In spite of the festivities, I, like most other students, spend much of December shackled to a desk, scraping together study notes and muttering bitterly to myself. With the countless holiday celebrations happening all around, I’ve started to notice worrying similarities between myself and Scrooge from A Christmas Carol (before his change of heart). Rather than joining in the revelry, I spend December perpetually hunched over as I read paper after paper. Instead of holiday cheer, anxiety over exams and assignments pervades my every moment. My life grows sombre as I toil away with the sole purpose of obtaining passing grades. Parties held by family and friends cannot be fully enjoyed with the lingering awareness that there is still studying to be done. Even my sleeping pattern has been affected; now when I try to nestle in bed, visions of statistics sums dance in my head.
Moreover, like Scrooge, I recoil at the thought of spending money.

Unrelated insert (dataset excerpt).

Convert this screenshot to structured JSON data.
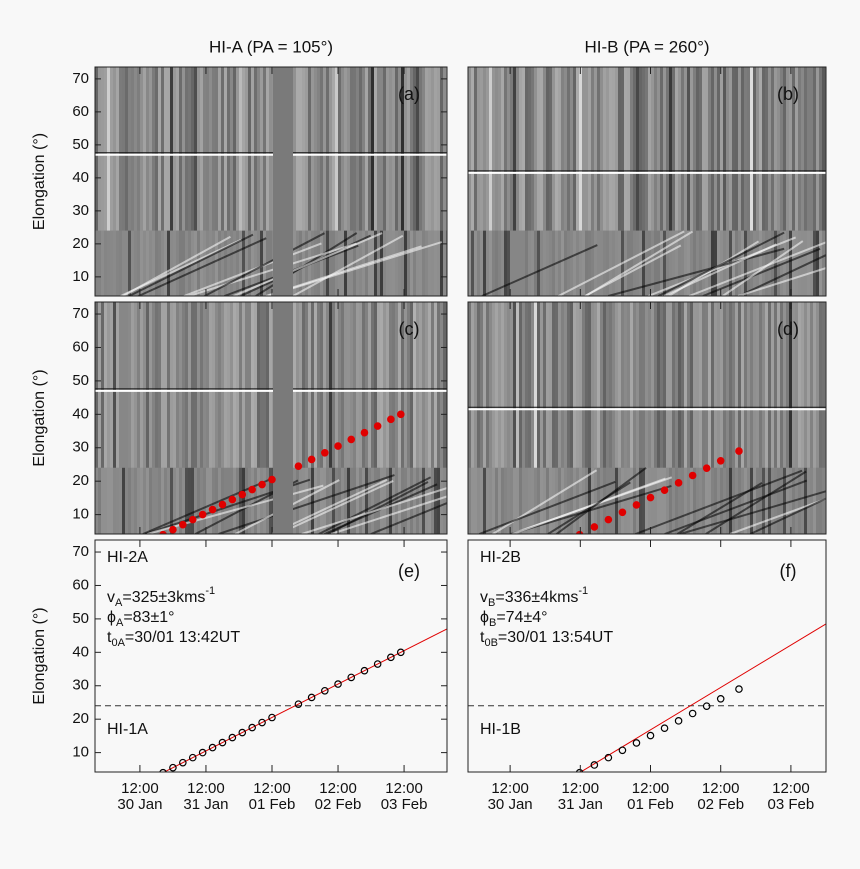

The tightness of the student budget has turned me into a miser: penny-pinching wherever possible and cringing with reluctance each time I tap my card to a pin machine. Yet this frugality is justifiable given that even the smallest extravagance – from a sweet treat from Albert Heijn to a Lebkov coffee – sends my savings into a deep depression. Once I’ve bought gifts for everyone in my family, I will likely have to declare bankruptcy. I’m beginning to think I too will have to send carol singers on the streets away empty-handed or start to hide when I hear them coming near. I can attest that there is nothing left in my wallet for the acts of kindly generosity that are supposed to brighten up this time of winter, however miserable and cheerless it may make me appear.
It seems, I am not alone in seeing myself parallelled in a character from a yuletide parable. Despite the merriment that is supposed to be conducive to the festive season, the UvA campus seems to be filled with Scrooges, Grinches, and Gremlins alike. Whatever all the holiday marketing may say about sharing in the holiday cheer, most of us are much more concerned with actually making it to the winter break than we are with rejoicing in festive magic. It’s worth recognising that, for students, December brings with it enough mental stress and financial pains to make anyone miserly and anti-social. By the time we reach the holidays the only sensation we will be able to feel is relief. But, before I can even anticipate that, I have to go ask my professor for an extension – I just hope that he, at least, has learnt the gift of giving.